“La mia unica ispirazione è stata me stesso”, è la frase che campeggia dietro una foto postata sul suo profilo social che abbiamo spulciato per capire meglio chi è Alessandra Minervini. E per la quadratura del cerchio aspettiamoci di tutto in questo suo primo romanzo dal titolo “Overlove” recentemente pubblicato da LiberAria. Alessandra è nativa di Bari, dove è ritornata dopo un periodo vissuto a Torino; qui ha frequentato la Scuola Holden di Alessandro Baricco con cui ha collaborato anche come insegnante di scrittura creativa. Oggi tiene laboratori di scrittura, si occupa di scouting editoriale, di editing (collabora con LiberAria) e di storytelling. Insomma pane e parole.
Il romanzo parte da un assunto che è tutto un programma: «Cosa siamo disposti a fare per amore? Tutto, anche lasciarci». Due i protagonisti: Anna, che lavora nel negozio di famiglia che cela una triste vicenda e Carmine, sposato con una figlia, cantautore alle prese con un blocco creativo e il cibo. Tra i due c’è una relazione nascosta e problematica dovuta all’età (lei è più grande di lui) e alla distanza. Poi la decisione improvvisa: Anna lascia Carmine. Le loro strade, però, sono destinate a incrociarsi nuovamente proprio in Puglia. E qui ci fermiamo per non svelare troppo, aggiungendo soltanto che a fare da contorno ai due innamorati c’è una serie di personaggi curiosi e borderline.
Esordio ambizioso puntare su una storia farcita di ‘troppo amore’. Consigliato agli illusi romanticoni o ai cerebrali disillusi? Alessandra da che parte sta?
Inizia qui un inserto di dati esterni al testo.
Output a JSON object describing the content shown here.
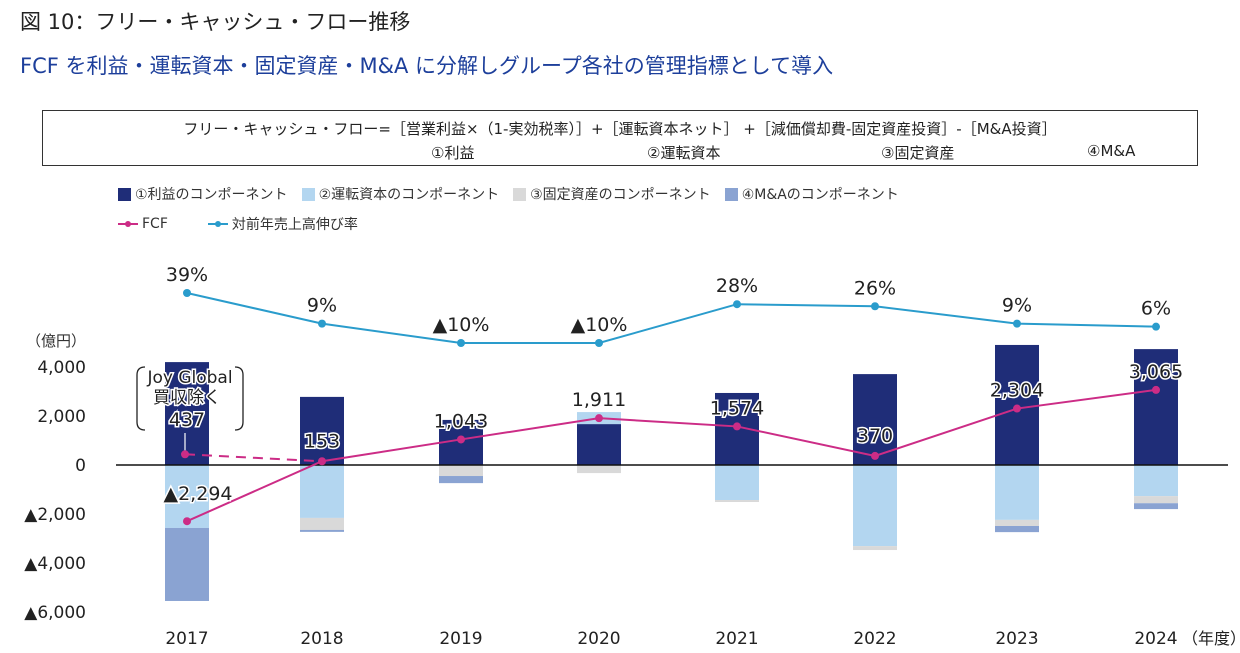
{
  "header": {
    "figure_title": "図 10：フリー・キャッシュ・フロー推移",
    "subtitle": "FCF を利益・運転資本・固定資産・M&A に分解しグループ各社の管理指標として導入"
  },
  "formula": {
    "text": "フリー・キャッシュ・フロー=［営業利益×（1-実効税率）］+［運転資本ネット］ +［減価償却費-固定資産投資］-［M&A投資］",
    "components": [
      "①利益",
      "②運転資本",
      "③固定資産",
      "④M&A"
    ]
  },
  "colors": {
    "profit": "#1f2d78",
    "working_capital": "#b3d6f0",
    "fixed_assets": "#d9d9d9",
    "ma": "#8aa3d2",
    "fcf": "#cc2c86",
    "sales_growth": "#2a9ccc",
    "title_blue": "#1d3f9b"
  },
  "chart_data": {
    "type": "bar",
    "stacked": true,
    "title": "フリー・キャッシュ・フロー推移",
    "ylabel": "(億円)",
    "xlabel": "(年度)",
    "ylim": [
      -6000,
      4000
    ],
    "yticks": [
      4000,
      2000,
      0,
      -2000,
      -4000,
      -6000
    ],
    "ytick_labels": [
      "4,000",
      "2,000",
      "0",
      "▲2,000",
      "▲4,000",
      "▲6,000"
    ],
    "categories": [
      "2017",
      "2018",
      "2019",
      "2020",
      "2021",
      "2022",
      "2023",
      "2024"
    ],
    "legend": [
      "①利益のコンポーネント",
      "②運転資本のコンポーネント",
      "③固定資産のコンポーネント",
      "④M&Aのコンポーネント",
      "FCF",
      "対前年売上高伸び率"
    ],
    "series": [
      {
        "name": "①利益のコンポーネント",
        "type": "bar",
        "values": [
          4200,
          2780,
          1840,
          1670,
          2940,
          3710,
          4900,
          4730
        ]
      },
      {
        "name": "②運転資本のコンポーネント",
        "type": "bar",
        "values": [
          -2570,
          -2160,
          0,
          490,
          -1430,
          -3310,
          -2240,
          -1270
        ]
      },
      {
        "name": "③固定資産のコンポーネント",
        "type": "bar",
        "values": [
          0,
          -490,
          -450,
          -330,
          -80,
          -160,
          -250,
          -290
        ]
      },
      {
        "name": "④M&Aのコンポーネント",
        "type": "bar",
        "values": [
          -2980,
          -80,
          -290,
          0,
          0,
          0,
          -250,
          -240
        ]
      },
      {
        "name": "FCF",
        "type": "line",
        "values": [
          -2294,
          153,
          1043,
          1911,
          1574,
          370,
          2304,
          3065
        ],
        "labels": [
          "▲2,294",
          "153",
          "1,043",
          "1,911",
          "1,574",
          "370",
          "2,304",
          "3,065"
        ]
      },
      {
        "name": "対前年売上高伸び率",
        "type": "line",
        "values_pct": [
          39,
          9,
          -10,
          -10,
          28,
          26,
          9,
          6
        ],
        "labels": [
          "39%",
          "9%",
          "▲10%",
          "▲10%",
          "28%",
          "26%",
          "9%",
          "6%"
        ]
      }
    ],
    "annotation": {
      "text_line1": "Joy Global",
      "text_line2": "買収除く",
      "value": 437,
      "value_label": "437",
      "category": "2017"
    }
  }
}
Dalla parte di “Overlove”, cioè di un amore così onesto da essere messo da parte perché violato, unto, da un mondo che con l’onestà ha poco a che fare. Sto dalla parte di chi nelle storie (di carta, ma non solo) cerca la verità senza farsi pippe mentali che sono solo dei boomerang. Alcune ambientazioni, come l’incipit nella cava di bauxite vicino a Otranto, sono romantiche. Ma la storia di Anna e Carmine è tutt’altro che romantica. A cominciare dal fatto che finisce nelle prime pagine del romanzo. Lo consiglio, quindi, a chi non ha ben chiaro cosa significhi la fine di una relazione.
Da editor, come hai vissuto il passaggio sull’altra sponda?
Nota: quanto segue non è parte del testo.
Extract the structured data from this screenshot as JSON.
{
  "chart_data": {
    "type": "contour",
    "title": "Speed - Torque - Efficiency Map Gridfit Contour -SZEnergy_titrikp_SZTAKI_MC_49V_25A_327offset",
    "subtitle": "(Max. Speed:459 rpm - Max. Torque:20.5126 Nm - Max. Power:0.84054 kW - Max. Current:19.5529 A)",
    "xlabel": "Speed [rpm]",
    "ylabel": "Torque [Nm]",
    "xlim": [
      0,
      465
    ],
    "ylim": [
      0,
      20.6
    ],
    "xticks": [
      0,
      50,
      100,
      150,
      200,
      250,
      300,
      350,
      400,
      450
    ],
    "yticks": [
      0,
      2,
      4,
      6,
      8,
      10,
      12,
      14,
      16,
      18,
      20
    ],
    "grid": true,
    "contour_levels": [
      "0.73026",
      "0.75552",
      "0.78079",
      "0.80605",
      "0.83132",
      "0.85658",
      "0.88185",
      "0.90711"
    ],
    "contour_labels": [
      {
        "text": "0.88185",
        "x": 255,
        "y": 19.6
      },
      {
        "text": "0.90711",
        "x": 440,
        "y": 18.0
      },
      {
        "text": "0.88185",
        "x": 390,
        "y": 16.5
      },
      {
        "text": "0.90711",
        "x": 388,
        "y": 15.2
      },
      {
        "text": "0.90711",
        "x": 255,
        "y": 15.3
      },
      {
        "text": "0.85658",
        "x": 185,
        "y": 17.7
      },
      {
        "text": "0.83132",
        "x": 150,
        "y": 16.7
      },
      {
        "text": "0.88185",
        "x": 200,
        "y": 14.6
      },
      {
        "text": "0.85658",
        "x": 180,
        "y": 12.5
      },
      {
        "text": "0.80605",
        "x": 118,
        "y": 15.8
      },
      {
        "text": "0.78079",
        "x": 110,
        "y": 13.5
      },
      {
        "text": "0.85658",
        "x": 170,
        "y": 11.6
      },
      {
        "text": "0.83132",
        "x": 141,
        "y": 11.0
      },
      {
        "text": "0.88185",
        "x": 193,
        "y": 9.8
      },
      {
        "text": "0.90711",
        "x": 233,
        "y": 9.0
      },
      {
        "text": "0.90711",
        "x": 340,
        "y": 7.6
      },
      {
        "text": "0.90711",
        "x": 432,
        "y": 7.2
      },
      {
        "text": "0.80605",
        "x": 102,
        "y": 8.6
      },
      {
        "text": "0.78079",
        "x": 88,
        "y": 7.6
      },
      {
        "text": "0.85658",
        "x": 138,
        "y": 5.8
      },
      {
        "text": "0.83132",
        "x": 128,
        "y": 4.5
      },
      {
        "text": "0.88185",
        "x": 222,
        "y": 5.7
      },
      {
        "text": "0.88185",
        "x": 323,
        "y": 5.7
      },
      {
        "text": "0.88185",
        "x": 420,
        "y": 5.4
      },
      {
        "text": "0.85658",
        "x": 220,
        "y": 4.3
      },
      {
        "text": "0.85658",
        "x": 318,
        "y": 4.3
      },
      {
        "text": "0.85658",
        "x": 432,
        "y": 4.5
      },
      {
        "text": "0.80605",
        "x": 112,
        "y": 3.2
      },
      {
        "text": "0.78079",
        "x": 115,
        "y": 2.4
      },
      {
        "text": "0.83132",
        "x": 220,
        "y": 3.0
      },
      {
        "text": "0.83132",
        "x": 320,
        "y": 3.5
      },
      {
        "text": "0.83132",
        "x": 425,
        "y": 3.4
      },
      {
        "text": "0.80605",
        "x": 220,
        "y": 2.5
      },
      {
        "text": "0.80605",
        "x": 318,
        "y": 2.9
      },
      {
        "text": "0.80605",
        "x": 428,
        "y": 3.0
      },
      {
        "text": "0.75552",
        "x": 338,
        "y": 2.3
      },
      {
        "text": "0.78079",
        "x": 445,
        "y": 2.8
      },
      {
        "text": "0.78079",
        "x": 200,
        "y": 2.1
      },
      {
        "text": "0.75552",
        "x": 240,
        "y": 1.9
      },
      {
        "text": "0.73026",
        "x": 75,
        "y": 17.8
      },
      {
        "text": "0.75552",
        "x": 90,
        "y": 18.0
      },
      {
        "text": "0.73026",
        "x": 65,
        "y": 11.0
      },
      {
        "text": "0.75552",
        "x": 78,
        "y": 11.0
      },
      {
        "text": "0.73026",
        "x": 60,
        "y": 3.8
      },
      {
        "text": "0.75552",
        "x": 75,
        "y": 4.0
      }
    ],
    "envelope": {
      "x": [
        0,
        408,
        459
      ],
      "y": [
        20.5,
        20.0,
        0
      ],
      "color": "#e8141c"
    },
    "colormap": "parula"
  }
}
In realtà, sono un essere anfibio. Lavoro ancora come editor e mi occupo di didattica con diversi autori. Il passaggio quindi non c’è e non so se ci sarà mai in maniera netta. Amo molto lavorare con la scrittura degli altri. È il mezzo che preferisco per nutrire la mia. Rispetto, invece, al lavoro di editing fatto sul mio romanzo (da Carlotta Colarieti dello studio editoriale romano “42 Linee”) è stato un lavoro non solo di limatura ma anche di orientamento. Carlotta mi ha saputo guidare, anzi mostrare, alcune possibilità e strade che non riuscivo davvero a vedere. Il suo sguardo è stato prezioso, impagabile, soprattutto nella gestione dei molti personaggi presenti nel romanzo.
Gestazione facile o tormentata quella del tuo primo romanzo?
Gestazione complicata. Prima non volevo, poi non mi piacevo, infine non ero sicura e nella mia profonda insicurezza mi hanno sostenuto alcune persone a me care che scrivono, il lavoro iniziale svolto con Gessica Franco Carlevero e il suo “Cantiere di scrittura”. Sono riuscita a finire questa storia dopo aver atteso parecchi anni prima di sentire, nel senso di scrivere, la mia voce. Adesso, sono contenta. La mia voce può piacere o non piacere ma mi appartiene: è la mia dichiarazione di onestà.